I may have to turn in my Catholic Geek card for this admission, but I still haven't finished reading Caritas in Veritate, I'm only about ten pages in. Though I've tried the usual background reading, Benedict's prose (though more readable than some of his predecessor's) is not really the sort of thing one can read one paragraph at a time in between working. And while I do usually have 30-60min between 11pm and midnight in which to read before falling asleep, I must confess I've mostly been devoting that time to finishing a spy novel rather than turning tired eyes to Catholic social thought.
However, if I may nonetheless take the liberty of addressing some of the general discussion of economics and morality which has been stirred up by the encyclical, there is what seems to me a familiar dynamic coming into play as people discuss whether the Church can or should teach on matters of economics. The situation strikes me as somewhat similar to the argument about whether the Church can teach on matters of science.
On science, I would like to think, the terrain if fairly well understood. The Church does not and cannot teach with any particular authority on scientific theories themselves: Is the universe six billion years old, or only 6000? Is string theory a load of rubbish? Does the Earth revolve around the Sun? Will the expansion since the "big bang" end in a "big crunch" or in the heat death of the universe?
However, the Church can and must speak on issues of theology or morality which are brought up by scientific and technological progress: Do humans have immortal souls despite being descended from animals? Is in vitro fertilization acceptable? Should we clone or genetically engineer humans?
All these the Church can and should speak to, because while science provides us with powerful tools for explaining the physical world around us and developing new technologies, it does not provide us with any sort of guidance about what the world actually means or what we ought to do in it.
Now, with science, there are those on both sides who disagree with this assessment. On the one hand, creationists insist that the Church does have special insight into the physical workings of the world and that we should take the indications in revelation above the indications of our senses and empirical science.

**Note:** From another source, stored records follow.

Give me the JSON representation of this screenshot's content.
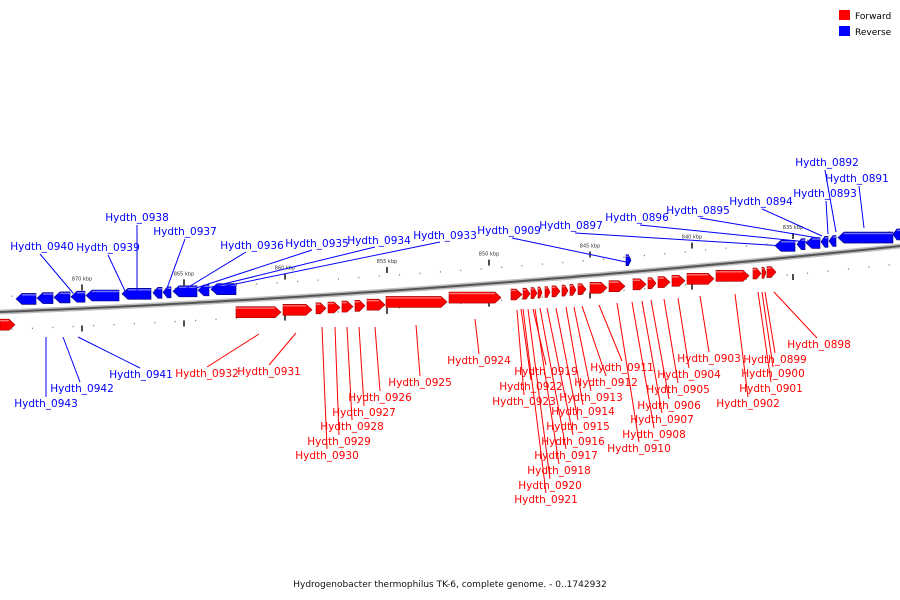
{
  "legend": {
    "forward": {
      "label": "Forward",
      "color": "#ff0000"
    },
    "reverse": {
      "label": "Reverse",
      "color": "#0000ff"
    }
  },
  "caption": "Hydrogenobacter thermophilus TK-6, complete genome. - 0..1742932",
  "scale_labels": [
    "870 kbp",
    "865 kbp",
    "860 kbp",
    "855 kbp",
    "850 kbp",
    "845 kbp",
    "840 kbp",
    "835 kbp"
  ],
  "genes": {
    "reverse": [
      "Hydth_0891",
      "Hydth_0892",
      "Hydth_0893",
      "Hydth_0894",
      "Hydth_0895",
      "Hydth_0896",
      "Hydth_0897",
      "Hydth_0909",
      "Hydth_0933",
      "Hydth_0934",
      "Hydth_0935",
      "Hydth_0936",
      "Hydth_0937",
      "Hydth_0938",
      "Hydth_0939",
      "Hydth_0940",
      "Hydth_0941",
      "Hydth_0942",
      "Hydth_0943"
    ],
    "forward": [
      "Hydth_0898",
      "Hydth_0899",
      "Hydth_0900",
      "Hydth_0901",
      "Hydth_0902",
      "Hydth_0903",
      "Hydth_0904",
      "Hydth_0905",
      "Hydth_0906",
      "Hydth_0907",
      "Hydth_0908",
      "Hydth_0910",
      "Hydth_0911",
      "Hydth_0912",
      "Hydth_0913",
      "Hydth_0914",
      "Hydth_0915",
      "Hydth_0916",
      "Hydth_0917",
      "Hydth_0918",
      "Hydth_0919",
      "Hydth_0920",
      "Hydth_0921",
      "Hydth_0922",
      "Hydth_0923",
      "Hydth_0924",
      "Hydth_0925",
      "Hydth_0926",
      "Hydth_0927",
      "Hydth_0928",
      "Hydth_0929",
      "Hydth_0930",
      "Hydth_0931",
      "Hydth_0932"
    ]
  }
}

On the other hand, there are people who insist that the Church has no business talking about the morality of embryo destroying research or cloning because "that's mixing science and religion", or indeed deny that there is anything beyond the physical world that can be known at all.
With economics we again have a field of study (one with, arguably, roughly the same strength descriptive power yet inability to account for all factors that characterizes evolutionary biology as well) which different people take in different ways as regards its relation to religion. For convenience sake, I will attempt to name them:
Indifferentists basically hold that economics are deterministic and economic decisions are not moral decisions. As in the Greek myth in which the king casts his daughter and grandson into the sea in a basket and rationalizes, "I have not harmed them. If they drown, it is Poseidon's fault," these people consider, "That is what the market determined," to exculpate any moral responsibility for an action.
Structuralists hold that Catholicism requires a particular set of social and economic institutions, and are prepared to dismiss any evidence from economic science that these might not actually achieve the desired effect. This often involves denying some fairly basic economic insights, such as that supply and demand affect the price of wages in much the same way as any other good or service. The sentiment among this group seems to be that what look like basic economic laws are in fact just tendencies in our particular society, and if another set of institutions is adopted, economic laws an be safely ignored.
Economic-moralists, on the other hand, accept the findings of economics, and support economic and social institutions which they believe will be most conducive to economic development, but also hold that all economic actors retain a moral responsibility to behave justly towards others, and a civic responsibility to support social programs or structures which will mitigate against any short term suffering caused by allowing economic development to more forward freely.
Now, it seems to me that much of the sound and the fury surrounding Catholic discussions of economics centers around Structuralists holding Economic-moralists to really be Indifferentists, since the Economic-moralists do not support the Structuralists' call for radically changing economic institutions. Meanwhile, the Economic-moralists, perhaps add to the confusion at times by denying that there are any Indifferentists.
Parresian eis ten Eisodon ton Hagion
2 hours ago
2 comments:
Here I thought I was the only person who hadn't made it too far past the introduction. Luckily, it is constructed to be applicable to man's condition whenever we read it so I figure if I haven't gulped it down in a couple of days then it will still apply whenever I finally finish it. :-D
I suppose that makes me the only Catholic blogger whose short-term plans do not at all include reading Caritas in Veritate. My brain is on babymoon. I'm not reading anything right now except thoughtful blog posts. That's about the length of my attention span. My plan is to absorb the basic gist of the encyclical from what everyone else is saying.